La visite de la maison de la culture
dédiée à Ahmet Kutsi Tecer (1901-1967), professeur de littérature et de français, poète, dramaturge, présenta une autre opportunité de s'abriter. On reconnait à Tecer d'avoir révélé l'importance d'Aşik Veysel, poète populaire originaire de la région, l'un des représentants de la
tradition orale des ménestrels en Turquie, utilisant la langue turque de manière simple mais puissante.
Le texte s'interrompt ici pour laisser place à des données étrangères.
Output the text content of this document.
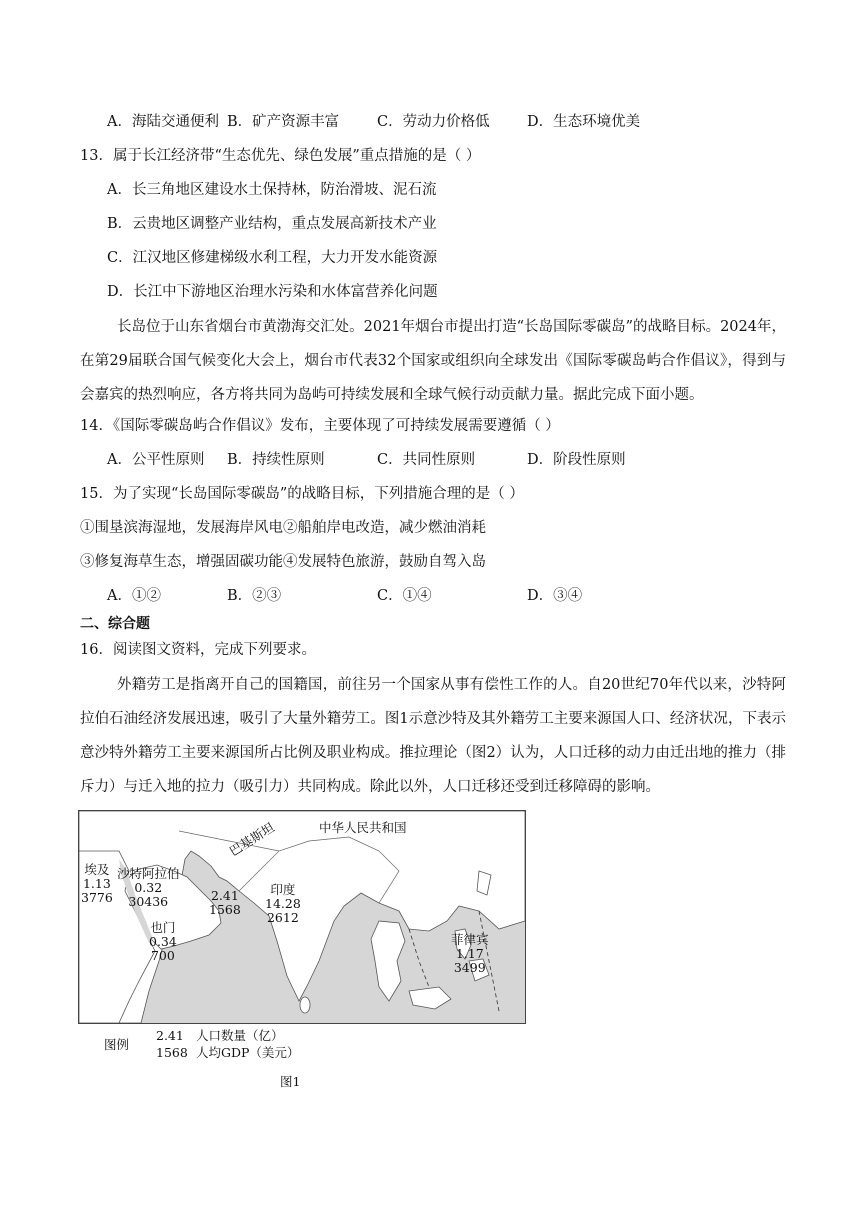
A．海陆交通便利 B．矿产资源丰富	C．劳动力价格低	D．生态环境优美
13．属于长江经济带“生态优先、绿色发展”重点措施的是（ ）
A．长三角地区建设水土保持林，防治滑坡、泥石流
B．云贵地区调整产业结构，重点发展高新技术产业
C．江汉地区修建梯级水利工程，大力开发水能资源
D．长江中下游地区治理水污染和水体富营养化问题
长岛位于山东省烟台市黄渤海交汇处。2021年烟台市提出打造“长岛国际零碳岛”的战略目标。2024年，在第29届联合国气候变化大会上，烟台市代表32个国家或组织向全球发出《国际零碳岛屿合作倡议》，得到与会嘉宾的热烈响应，各方将共同为岛屿可持续发展和全球气候行动贡献力量。据此完成下面小题。
14．《国际零碳岛屿合作倡议》发布，主要体现了可持续发展需要遵循（ ）
A．公平性原则 B．持续性原则	C．共同性原则	D．阶段性原则
15．为了实现“长岛国际零碳岛”的战略目标，下列措施合理的是（ ）
①围垦滨海湿地，发展海岸风电②船舶岸电改造，减少燃油消耗
③修复海草生态，增强固碳功能④发展特色旅游，鼓励自驾入岛
A．①②	B．②③	C．①④	D．③④
二、综合题
16．阅读图文资料，完成下列要求。
外籍劳工是指离开自己的国籍国，前往另一个国家从事有偿性工作的人。自20世纪70年代以来，沙特阿拉伯石油经济发展迅速，吸引了大量外籍劳工。图1示意沙特及其外籍劳工主要来源国人口、经济状况，下表示意沙特外籍劳工主要来源国所占比例及职业构成。推拉理论（图2）认为，人口迁移的动力由迁出地的推力（排斥力）与迁入地的拉力（吸引力）共同构成。除此以外，人口迁移还受到迁移障碍的影响。
中华人民共和国
埃及
1.13
3776
沙特阿拉伯
0.32
30436
巴基斯坦
2.41
1568
印度
14.28
2612
也门
0.34
700
菲律宾
1.17
3499
图例
2.41 人口数量（亿）
1568 人均GDP（美元）
图1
Ahmet Kutsi Tecer n'a jamais vécu dans cette maison mais a écrit
un poème nostalgique intitulé Orda Bir
Köy Var Uzakta (Il y a un village lointain) dédié au village d'Apçağa.
La maison fait office de musée ethnologique depuis 2014,
avec exposition d’objets, de vêtements traditionnels afin de transmettre au moins le
souvenir d’un patrimoine culturel rural que les changements radicaux de mode de
vie menacent de faire oublier.
Comme Apçağa, Eğin (Kemaliye) a vécu le traumatisme d'un exode rural intensif à partir de la
fin du 19e siècle. Ceux qui partaient en se promettant à eux-mêmes
et à leur famille qu’ils reviendraient un jour n’ont pas souvent tenu leur
promesse. Déchirement de la séparation pour tous, mal du pays pour les uns,
espoirs des retrouvailles s’amenuisant un peu plus au fil des mois, des années,
pour les autres.
Ces sentiments ont fait l’objet d'une abondante littérature populaire, sous forme de poèmes, Mâni, comprenant généralement
quatre vers de sept syllabes, souvent en dialecte local, soigneusement
collectés et préservés par les habitants durant plus d’un siècle et suspendus tout
au long d’un chemin, Mâni yolu, depuis une dizaine d'années. Nous l'avons suivi sous une fine bruine semblant escorter la tristesse des messages, mais malheureusement
peu propice à la lecture.
Le chemin surplombe le village et offre son paysage montagnard
sans le moindre espoir d’une éclaircie.
Il est temps de reprendre la route vers Divriği où nous attend le fabuleux
complexe de l’époque seldjoukide et ses dentelles de pierre.